SÃO PAULO, SP (FOLHAPRESS) - Relatório divulgado nesta terça-feira (23) aponta que quase 2.000 menores de idade foram abusados sexualmente por mais de 450 pessoas ligadas à Igreja Católica em quase sete décadas no estado de Illinois, nos Estados Unidos. Trata-se de um número quatro vezes maior que o divulgado em 2018, quando o governo iniciou a investigação, segundo o jornal americano The New York Times.

 
 Os crimes foram cometidos desde 1950 nas seis dioceses do estado, segundo o amplo documento de quase 700 páginas divulgado pelo procurador-geral de Illinois, Kwame Raoul. O relatório acrescenta 149 nomes à lista de abusadores que as próprias escolas religiosas já haviam identificado na investigação.
 

O relatório acusa padres, funcionários de igrejas e os chamados irmãos religiosos, que prestam contas principalmente a ordens independentes. Os suspeitos foram identificados pelas vítimas em depoimento às autoridades. Os investigadores também revisaram mais de 100 mil páginas de arquivos que eram mantidos pelas dioceses e entrevistaram líderes das instituições e seus representantes.

Ao menos 1.997 pessoas teriam sido abusadas. Um dos casos mais notórios envolve o padre Thomas Francis Kelly, que teria cometido o crime com 15 vítimas de 11 a 17 anos em várias paróquias nas décadas de 1960 e 1970. Uma delas contou às autoridades que tinha só 11 anos quando o homem o convidou para passar a noite na casa paroquial. Na madrugada, o menino acordou com o religioso fazendo sexo oral.

Duas outras pessoas que tiveram contato com o padre Kelly relataram experiências semelhantes. Segundo o relatório, o religioso foi transferido várias vezes de paróquia, o que indica que outras pessoas sabiam dos crimes. Ele morreu em 1990, aos 53 anos.

 

O relatório foi iniciado por Lisa Madigan, antecessora de Kwame Raoul na procuradoria-geral. Ela decidiu aprofundar as investigações após identificar diferenças significativas entre o número de pessoas ligadas à Igreja Católica que haviam sido denunciadas e o número que havia sido divulgado pela instituição.
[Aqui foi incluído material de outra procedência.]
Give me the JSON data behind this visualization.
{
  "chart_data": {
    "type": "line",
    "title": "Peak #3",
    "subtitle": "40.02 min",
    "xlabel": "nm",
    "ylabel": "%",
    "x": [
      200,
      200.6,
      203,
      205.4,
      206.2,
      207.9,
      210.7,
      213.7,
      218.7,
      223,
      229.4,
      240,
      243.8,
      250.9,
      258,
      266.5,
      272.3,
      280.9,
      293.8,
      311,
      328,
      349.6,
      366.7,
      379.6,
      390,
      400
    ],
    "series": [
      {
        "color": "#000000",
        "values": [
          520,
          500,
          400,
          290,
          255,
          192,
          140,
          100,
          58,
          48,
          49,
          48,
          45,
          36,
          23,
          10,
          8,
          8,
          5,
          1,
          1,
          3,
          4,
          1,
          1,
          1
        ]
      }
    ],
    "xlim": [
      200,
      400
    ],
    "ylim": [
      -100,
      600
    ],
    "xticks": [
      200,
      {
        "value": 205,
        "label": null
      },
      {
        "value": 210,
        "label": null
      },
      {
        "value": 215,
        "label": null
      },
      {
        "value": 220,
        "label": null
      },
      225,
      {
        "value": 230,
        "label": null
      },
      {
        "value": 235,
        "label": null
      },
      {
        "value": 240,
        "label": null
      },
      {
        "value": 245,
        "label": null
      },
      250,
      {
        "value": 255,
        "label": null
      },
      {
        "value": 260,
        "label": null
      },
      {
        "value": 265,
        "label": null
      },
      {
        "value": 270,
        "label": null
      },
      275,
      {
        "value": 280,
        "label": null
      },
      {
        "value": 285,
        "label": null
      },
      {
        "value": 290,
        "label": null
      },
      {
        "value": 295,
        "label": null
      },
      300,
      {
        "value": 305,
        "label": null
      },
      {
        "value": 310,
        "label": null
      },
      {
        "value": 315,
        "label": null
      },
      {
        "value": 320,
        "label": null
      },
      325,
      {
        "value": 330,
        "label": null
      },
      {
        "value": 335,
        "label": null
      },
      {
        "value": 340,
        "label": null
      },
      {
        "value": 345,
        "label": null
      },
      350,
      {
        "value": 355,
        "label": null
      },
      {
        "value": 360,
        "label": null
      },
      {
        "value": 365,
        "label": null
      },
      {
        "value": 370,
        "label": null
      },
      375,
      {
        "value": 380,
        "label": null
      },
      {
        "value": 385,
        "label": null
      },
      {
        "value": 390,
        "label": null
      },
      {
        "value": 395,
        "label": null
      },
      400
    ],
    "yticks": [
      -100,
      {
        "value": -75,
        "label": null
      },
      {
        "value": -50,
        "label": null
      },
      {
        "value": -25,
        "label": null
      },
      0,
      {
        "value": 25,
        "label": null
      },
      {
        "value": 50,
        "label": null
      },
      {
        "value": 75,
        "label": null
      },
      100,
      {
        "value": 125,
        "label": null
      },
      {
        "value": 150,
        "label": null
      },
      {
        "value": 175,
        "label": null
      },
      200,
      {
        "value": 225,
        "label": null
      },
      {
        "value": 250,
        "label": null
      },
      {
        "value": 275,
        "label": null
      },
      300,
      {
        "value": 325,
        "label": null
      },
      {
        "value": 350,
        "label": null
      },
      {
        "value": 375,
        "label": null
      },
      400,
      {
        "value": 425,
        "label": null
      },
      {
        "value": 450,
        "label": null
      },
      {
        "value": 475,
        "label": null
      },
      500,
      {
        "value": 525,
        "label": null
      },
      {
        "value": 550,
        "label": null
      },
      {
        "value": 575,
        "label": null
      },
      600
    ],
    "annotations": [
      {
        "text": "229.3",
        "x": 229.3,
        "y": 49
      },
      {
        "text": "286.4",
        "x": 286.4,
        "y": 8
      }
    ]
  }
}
A Conferência Católica de Illinois estima que os católicos representam cerca de 27% da população do estado, acima da média nacional nos EUA.

Antes de o relatório vir à tona, as seis dioceses católicas de Illinois divulgaram declaração na semana passada sobre sua abordagem às acusações de abuso sexual de menores. O cardeal Blase J. Cupich, arcebispo de Chicago, disse em comunicado que a igreja "tem ficado na vanguarda ao lidar com o abuso sexual de menores por muitos anos".

 

O posicionamento, contudo, foi rechaçado por organizações que prestam solidariedade às vítimas. "O relatório nos diz claramente que ninguém sabia mais sobre os abusos, e que ninguém fez menos para coibir os crimes que essas próprias dioceses", disse Mike McDonnell, porta-voz do SNAP, grupo que atua em defesa das pessoas que sofreram abuso sexual clerical.

O escândalo nos EUA é mais um capítulo de uma série de denúncias relacionadas a crimes sexuais contra pessoas ligadas à Igreja Católica em vários países. Nesta segunda (22), autoridades da Bolívia anunciaram a abertura de uma investigação para determinar se funcionários da instituição devem ser responsabilizados também por envolvimento em casos de abuso sexual infantil.

A força-tarefa no país andino foi organizada após vir à tona o caso do padre espanhol Alfonso Pedrajas, conhecido como padre Pica. Ele coordenou escolas jesuítas em comunidades bolivianas e admitiu em um diário ter abusado sexualmente dezenas de menores de idade na década de 1970. O líder religioso morreu de câncer aos 62 anos em 2009, e o escândalo foi revelado pelo jornal El País no mês passado.

Os casos incomodam o papa Francisco. Desde que foi eleito, em 2013, ele vem tomando medidas para tentar erradicar abusos sexuais cometidos por clérigos. Em 2019, o pontífice emitiu um decreto que tornou obrigatório que bispos e padres informem suspeitas de abusos sexuais e permitiu a qualquer pessoa submeter denúncias ao Vaticano. Caso os bispos não informem os casos de abuso, podem ser considerados corresponsáveis pelos crimes. Críticos, contudo, acusam o argentino de responder lentamente a escândalos.